Spadkobiercy: George Clooney na Hawajach. Recenzja filmu

George Clooney gra w „Spadkobiercach” prawnika, który w hawajskim raju przeżywa piekło. Rola i film na Oscara

Publikacja: 17.02.2012 00:07

Matt King (George Clooney) tropi w filmie kochanka swojej umierającej żony. „Spadkobiercy” od jutra

Matt King (George Clooney) tropi w filmie kochanka swojej umierającej żony. „Spadkobiercy” od jutra w kinach

Foto: Rzeczpospolita

Hawaje to kraina miłości, cudownych pejzaży oraz wyluzowanych surferów. Słowem, piękna i harmonii. Tak przynajmniej wynika ze stereotypów o archipelagu położonym na Pacyfiku. Ale nie ze znakomitego komediodramatu Alexandra Payne'a, w którym George Clooney – po raz kolejny w karierze – przełamał wizerunek amanta. „Spadkobiercy" są nominowani do Oscarów w pięciu kategoriach – w tym za film, reżyserię i pierwszoplanową rolę męską. I zapewne na samych nominacjach się nie skończy. Zwłaszcza w przypadku Clooneya.

Obwisłe policzki

Kiedy pojawia się na ekranie, zwykle wywołuje nostalgię za dawnym kinem, w którym prym wiedli Gregory Peck czy Cary Grant. Odziedziczył po nich szarm i elegancję. Te cechy chętnie wykorzystuje w reklamach lub dużych hollywoodzkich produkcjach (m. in. trylogia o Dannym Oceanie). Ale w skromniejszych budżetowo filmach pokazuje inną, o wiele ciekawszą twarz.

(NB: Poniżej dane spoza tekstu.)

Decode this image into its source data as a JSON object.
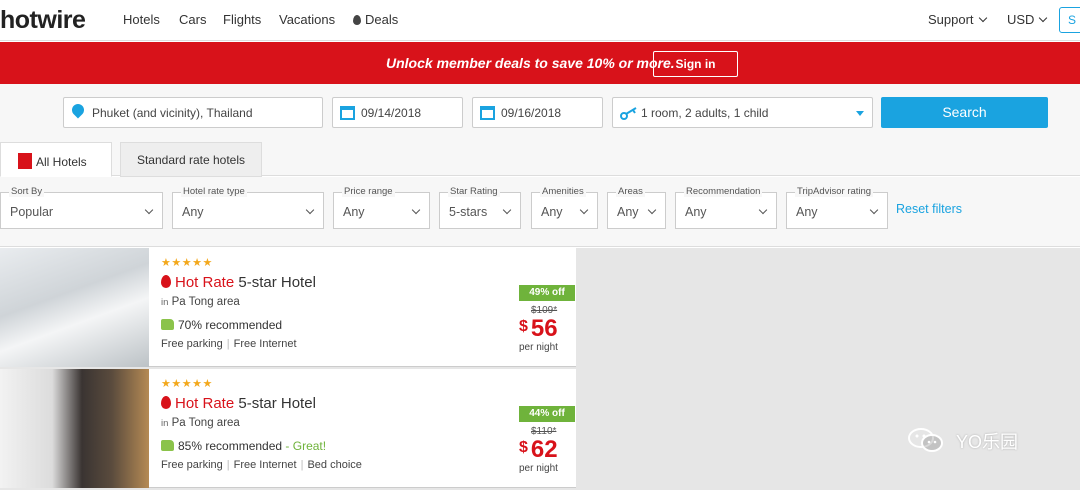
{
  "nav": {
    "logo": "hotwire",
    "items": [
      "Hotels",
      "Cars",
      "Flights",
      "Vacations",
      "Deals"
    ],
    "support": "Support",
    "currency": "USD",
    "cut_button": "S"
  },
  "banner": {
    "text": "Unlock member deals to save 10% or more.",
    "signin": "Sign in"
  },
  "search": {
    "destination": "Phuket (and vicinity), Thailand",
    "checkin": "09/14/2018",
    "checkout": "09/16/2018",
    "guests": "1 room, 2 adults, 1 child",
    "button": "Search"
  },
  "tabs": {
    "all": "All Hotels",
    "standard": "Standard rate hotels"
  },
  "filters": [
    {
      "label": "Sort By",
      "value": "Popular"
    },
    {
      "label": "Hotel rate type",
      "value": "Any"
    },
    {
      "label": "Price range",
      "value": "Any"
    },
    {
      "label": "Star Rating",
      "value": "5-stars"
    },
    {
      "label": "Amenities",
      "value": "Any"
    },
    {
      "label": "Areas",
      "value": "Any"
    },
    {
      "label": "Recommendation",
      "value": "Any"
    },
    {
      "label": "TripAdvisor rating",
      "value": "Any"
    }
  ],
  "reset": "Reset filters",
  "hotels": [
    {
      "stars": "★★★★★",
      "hot_label": "Hot Rate",
      "type": "5-star Hotel",
      "in_label": "in",
      "area": "Pa Tong area",
      "recommended": "70% recommended",
      "great": "",
      "amenities": [
        "Free parking",
        "Free Internet"
      ],
      "discount": "49% off",
      "original": "$109*",
      "currency": "$",
      "price": "56",
      "per": "per night"
    },
    {
      "stars": "★★★★★",
      "hot_label": "Hot Rate",
      "type": "5-star Hotel",
      "in_label": "in",
      "area": "Pa Tong area",
      "recommended": "85% recommended",
      "great": "- Great!",
      "amenities": [
        "Free parking",
        "Free Internet",
        "Bed choice"
      ],
      "discount": "44% off",
      "original": "$110*",
      "currency": "$",
      "price": "62",
      "per": "per night"
    }
  ],
  "watermark": "YO乐园",
  "colors": {
    "brand_red": "#d8121a",
    "accent_blue": "#1aa3e0",
    "discount_green": "#6fb33b",
    "star_gold": "#f3a81c"
  }
}
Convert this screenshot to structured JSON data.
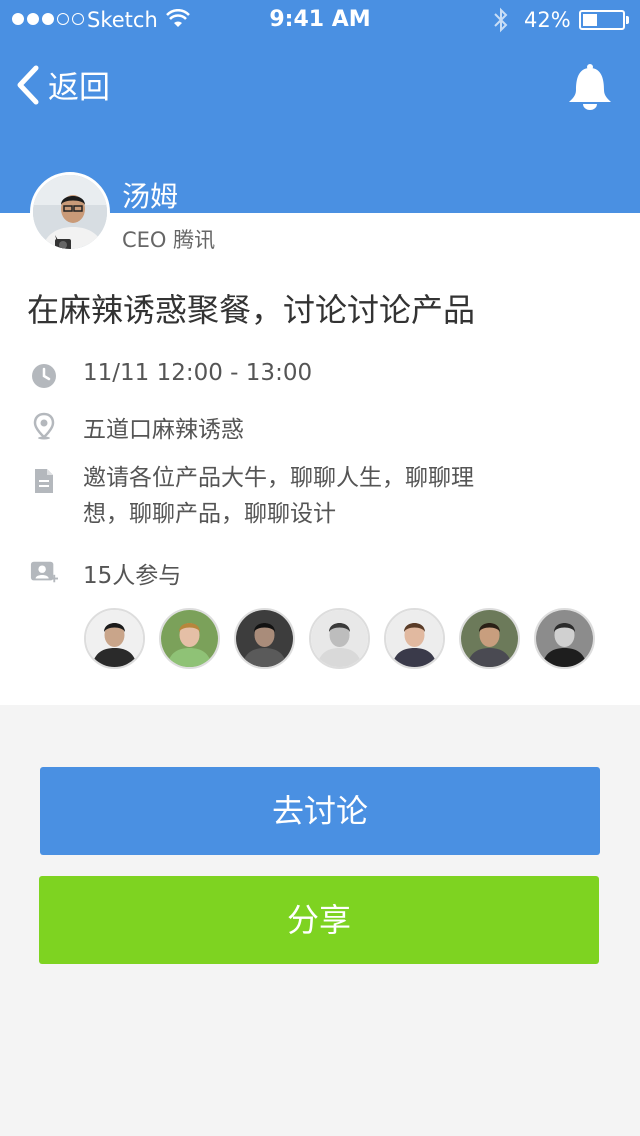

W „Spadkobiercach" wcielił się w Matta Kinga, hawajskiego prawnika, potomka tubylców i amerykańskich misjonarzy, zarządzającego funduszem powierniczym swojej wielopokoleniowej rodziny. Familia Kingów zamierza sprzedać deweloperom odziedziczoną po przodkach ziemię. Matt – bez wysiłku – może zostać milionerem.

Tyle że kiedy go poznajemy, przypomina raczej ofiarę losu. Obwisłe policzki, podkrążone oczy, koszula w kwiaty wyciągnięta z szortów. Clooney w „Spadkobiercach" znakomicie wykorzystuje kontrast między swoim publicznym wizerunkiem a żałosnym położeniem Matta.

Jego żona, po wypadku na motorówce, jest w śpiączce. Lekarze zastanawiają się, kiedy odłączyć respirator. Tymczasem Matt musi się zaopiekować dwoma córkami, choć ma z nimi słaby kontakt i nie bardzo umie się odnaleźć w roli troskliwego ojca. Na dodatek dowiaduje się, że żona ukrywała przed nim romans, więc zamiast jej współczuć, dusi w sobie złość i upokorzenie. Jego sytuację najlepiej symbolizuje scena, w której Matt biegnie do znajomych, by poznać prawdę. W klapiących mokasynach Clooney jest zarazem śmieszny i przejmujący.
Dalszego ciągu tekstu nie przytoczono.